Die Gleichung muss auch lösbar sein. x²+1 = 0 ist etwa im Reellen nicht lösbar, weil du dann die Wurzel aus einer negativen Zahl ziehen müsstest (was ja letztendlich zu den imaginären und komplexen Zahlen geführt hat).
Ich würde Math.pow(b,2) unbedingt durch b*b ersetzen und vor dem Wurzelziehen prüfen, ob b² - 4ac auch nichtnegativ ist und andernfalls mit einer entsprechenden Meldung abbrechen.


----------



## Leroy42 (25. Sep 2009)

vinkulja6 hat gesagt.:


> Bekomme als Ausgabe immer ein NaN, könnt ihr mir vielleicht helfen den fehler zu finden?
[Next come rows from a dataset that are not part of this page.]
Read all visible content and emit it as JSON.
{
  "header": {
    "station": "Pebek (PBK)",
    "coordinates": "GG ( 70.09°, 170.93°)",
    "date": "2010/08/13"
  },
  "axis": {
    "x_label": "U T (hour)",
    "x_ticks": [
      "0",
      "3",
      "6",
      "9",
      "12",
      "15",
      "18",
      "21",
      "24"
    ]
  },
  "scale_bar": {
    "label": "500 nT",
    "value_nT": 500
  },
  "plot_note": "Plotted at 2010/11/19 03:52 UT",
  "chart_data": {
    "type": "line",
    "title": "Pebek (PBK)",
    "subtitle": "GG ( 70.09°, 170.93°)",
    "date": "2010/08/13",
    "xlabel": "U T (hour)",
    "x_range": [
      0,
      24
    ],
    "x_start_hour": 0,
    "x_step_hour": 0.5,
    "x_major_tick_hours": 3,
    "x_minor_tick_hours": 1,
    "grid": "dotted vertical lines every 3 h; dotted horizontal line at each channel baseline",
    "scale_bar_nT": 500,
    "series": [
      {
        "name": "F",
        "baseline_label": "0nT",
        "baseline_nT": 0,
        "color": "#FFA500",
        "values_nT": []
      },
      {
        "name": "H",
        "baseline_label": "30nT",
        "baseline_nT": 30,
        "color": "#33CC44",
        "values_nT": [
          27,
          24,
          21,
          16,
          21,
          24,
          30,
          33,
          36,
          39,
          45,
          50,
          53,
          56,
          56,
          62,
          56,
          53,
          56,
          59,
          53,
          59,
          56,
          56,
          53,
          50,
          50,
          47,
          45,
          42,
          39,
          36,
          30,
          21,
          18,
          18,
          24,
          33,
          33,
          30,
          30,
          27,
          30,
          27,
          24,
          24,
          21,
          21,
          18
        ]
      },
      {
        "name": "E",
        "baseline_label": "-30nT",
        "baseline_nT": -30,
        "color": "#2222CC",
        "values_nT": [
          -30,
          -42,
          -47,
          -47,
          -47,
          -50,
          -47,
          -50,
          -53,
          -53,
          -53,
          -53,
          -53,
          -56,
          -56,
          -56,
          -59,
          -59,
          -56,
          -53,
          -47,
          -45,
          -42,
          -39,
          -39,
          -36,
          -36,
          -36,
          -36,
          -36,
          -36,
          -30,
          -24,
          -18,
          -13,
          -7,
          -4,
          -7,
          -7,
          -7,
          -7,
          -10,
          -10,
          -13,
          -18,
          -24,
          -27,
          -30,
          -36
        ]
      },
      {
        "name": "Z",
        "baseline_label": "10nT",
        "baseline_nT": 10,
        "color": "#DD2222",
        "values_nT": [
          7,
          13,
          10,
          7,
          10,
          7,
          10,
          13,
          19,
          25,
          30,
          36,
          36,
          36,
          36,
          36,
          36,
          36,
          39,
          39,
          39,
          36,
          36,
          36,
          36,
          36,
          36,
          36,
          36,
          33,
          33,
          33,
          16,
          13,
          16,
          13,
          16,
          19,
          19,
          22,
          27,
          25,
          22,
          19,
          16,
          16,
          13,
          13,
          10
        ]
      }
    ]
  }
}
Und in welcher Zeile wird der Fehler ausgegeben?


----------



## SlaterB (25. Sep 2009)

15 + 16


----------



## vinkulja6 (25. Sep 2009)

SlaterB hat gesagt.:


> bitte in doppelter Hinsicht extrem doll merken:
> 
> wenn man an der Logik eines einfachen Programms feilt, NIE Eingaben vom Benutzer einlesen oder hier per Programm-Parameter,
> 1. muss man das unnötig jedes Mal eintippen
> ...



die aufgabenstellung ist eben das die zahlen in der komandozeile eingelesen werden



Landei hat gesagt.:


> Die Gleichung muss auch lösbar sein. x²+1 = 0 ist etwa im Reellen nicht lösbar, weil du dann die Wurzel aus einer negativen Zahl ziehen müsstest (was ja letztendlich zu den imaginären und komplexen Zahlen geführt hat).
> Ich würde Math.pow(b,2) unbedingt durch b*b ersetzen und vor dem Wurzelziehen prüfen, ob b² - 4ac auch nichtnegativ ist und andernfalls mit einer entsprechenden Meldung abbrechen.



danke dir, funkt jetzt


----------



## SlaterB (25. Sep 2009)

vinkulja6 hat gesagt.:


> die aufgabenstellung ist eben das die zahlen in der komandozeile eingelesen werden


aber die Aufgabenstellung zwingt dich doch nicht, dich selber in der Entwickung zu hemmen, noch das Forum zu ärgern,
erst mit Testdaten arbeiten, später, wenn alles läuft dann die Eingabe

(ist jetzt grundsätzlich gemeint, hat ja anscheinend schon geklappt)


----------



## vinkulja6 (25. Sep 2009)

SlaterB hat gesagt.:


> aber die Aufgabenstellung zwingt dich doch nicht, dich selber in der Entwickung zu hemmen, noch das Forum zu ärgern,
> erst mit Testdaten arbeiten, später, wenn alles läuft dann die Eingabe
> 
> (ist jetzt grundsätzlich gemeint, hat ja anscheinend schon geklappt)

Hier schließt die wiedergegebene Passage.